NOTE
Warning: this chapter overall is quite intense. A lot of physical pain and anxiety.
20. Night
My body was slick with sweat, and the sheets of the bed were tangled around my legs. I couldn't stop the feverish shivering that controlled my body, making me shake like a marionette. The air and the moonlight were freezing to my skin, but everything from my heartbeat to my eyesight pulsed with a searing hot pain.
The aching was tremendous, but not so much as to render me insensate. I could feel every layer of the pain, down to the tears that suddenly welled up and began to stream down my face. I saw in the cold light of the moon that I had bruises on my arms, and the pain was most intense between my legs.
It felt like I was in a cramped, black, sweltering place under the earth. In the stomach of a boiling volcano, with no hope of eruption. Doomed.
No clear thoughts formed in my head–I could barely breathe. But I knew instinctively that I had to get to help.
It took everything I had to make myself move. The pain stormed and burned, and I thought I would be sick. I felt like screaming as I slowly managed to sit up, but I could make no sound for how much it hurt.
My whole body remembered the pain of the Cruciatus Curse in the Forbidden Forest on the night of the battle, and the humiliation that had followed. While the pain of the curse had been stabbing and electric, this was pulsing and deep–but equally inescapable, and even more painful because it called back that night.

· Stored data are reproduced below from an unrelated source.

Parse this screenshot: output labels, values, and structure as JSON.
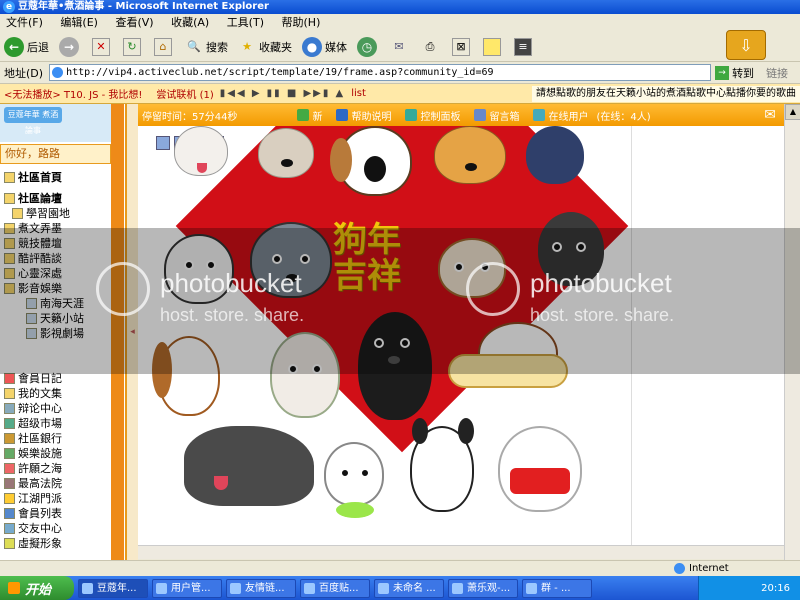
{
  "window": {
    "title": "豆蔻年華•煮酒論事 - Microsoft Internet Explorer"
  },
  "menu": [
    "文件(F)",
    "编辑(E)",
    "查看(V)",
    "收藏(A)",
    "工具(T)",
    "帮助(H)"
  ],
  "toolbar": {
    "back": "后退",
    "search": "搜索",
    "favorites": "收藏夹",
    "media": "媒体"
  },
  "address": {
    "label": "地址(D)",
    "url": "http://vip4.activeclub.net/script/template/19/frame.asp?community_id=69",
    "go": "转到",
    "links": "链接"
  },
  "sitebar": {
    "nowplaying": "<无法播放> T10. JS - 我比想!",
    "trial": "尝试联机 (1)",
    "list": "list",
    "marquee": "請想點歌的朋友在天籁小站的煮酒點歌中心點播你要的歌曲"
  },
  "sidebar": {
    "greeting": "你好，路路",
    "items": [
      {
        "label": "社區首頁",
        "bold": true
      },
      {
        "label": "社區論壇",
        "bold": true
      },
      {
        "label": "學習園地"
      },
      {
        "label": "煮文弄墨"
      },
      {
        "label": "競技體壇"
      },
      {
        "label": "酷評酷談"
      },
      {
        "label": "心靈深處"
      },
      {
        "label": "影音娛樂"
      },
      {
        "label": "南海天涯"
      },
      {
        "label": "天籟小站"
      },
      {
        "label": "影視劇場"
      }
    ],
    "bottom": [
      "會員日記",
      "我的文集",
      "辩论中心",
      "超级市場",
      "社區銀行",
      "娛樂設施",
      "許願之海",
      "最高法院",
      "江湖門派",
      "會員列表",
      "交友中心",
      "虛擬形象"
    ]
  },
  "header": {
    "stay": "停留时间：57分44秒",
    "new": "新",
    "help": "帮助说明",
    "control": "控制面板",
    "message": "留言箱",
    "online": "在线用户",
    "online_count": "(在线：4人)"
  },
  "content": {
    "fortune_line1": "狗年",
    "fortune_line2": "吉祥"
  },
  "watermark": {
    "brand": "photobucket",
    "tagline": "host. store. share."
  },
  "status": {
    "zone": "Internet"
  },
  "taskbar": {
    "start": "开始",
    "tasks": [
      "豆蔻年...",
      "用户管...",
      "友情链...",
      "百度贴...",
      "未命名 ...",
      "萧乐观-...",
      "群 - ..."
    ],
    "clock": "20:16"
  },
  "colors": {
    "accent": "#ee8a18",
    "diamond": "#d10f17",
    "gold": "#f2c40c"
  }
}
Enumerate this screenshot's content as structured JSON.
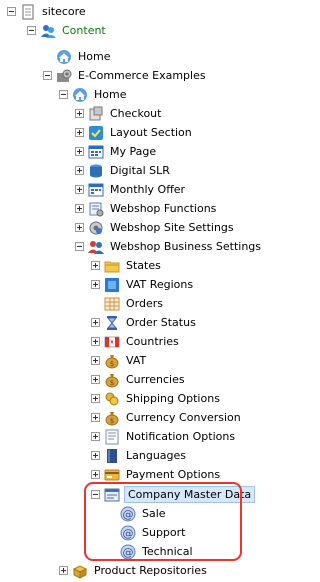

I remembered what I had read in the terrible books–the story of the werewolf and his wife. And she died of her pleasure. Though I still didn't understand them, I now knew that I should have put more faith in the words. More than that, I should have listened to Remus.
As I gathered my willpower, I felt paralysed by a single thought.
Will I die tonight?
I sobbed, full of fear as I made my first feeble steps across the room, barefoot, wearing only my damp dressing gown.
It took what felt like an age just to cross the classroom floor. Everything felt further away than it was supposed to be, shrunken in the powerful moonlight and incapable of helping me. I imagined Remus curled up in the corner of the Shrieking Shack, sleeping through the night. I longed to speak to him somehow. I'm sorry, I would say. I shouldn't have fought you. I… I love you, too.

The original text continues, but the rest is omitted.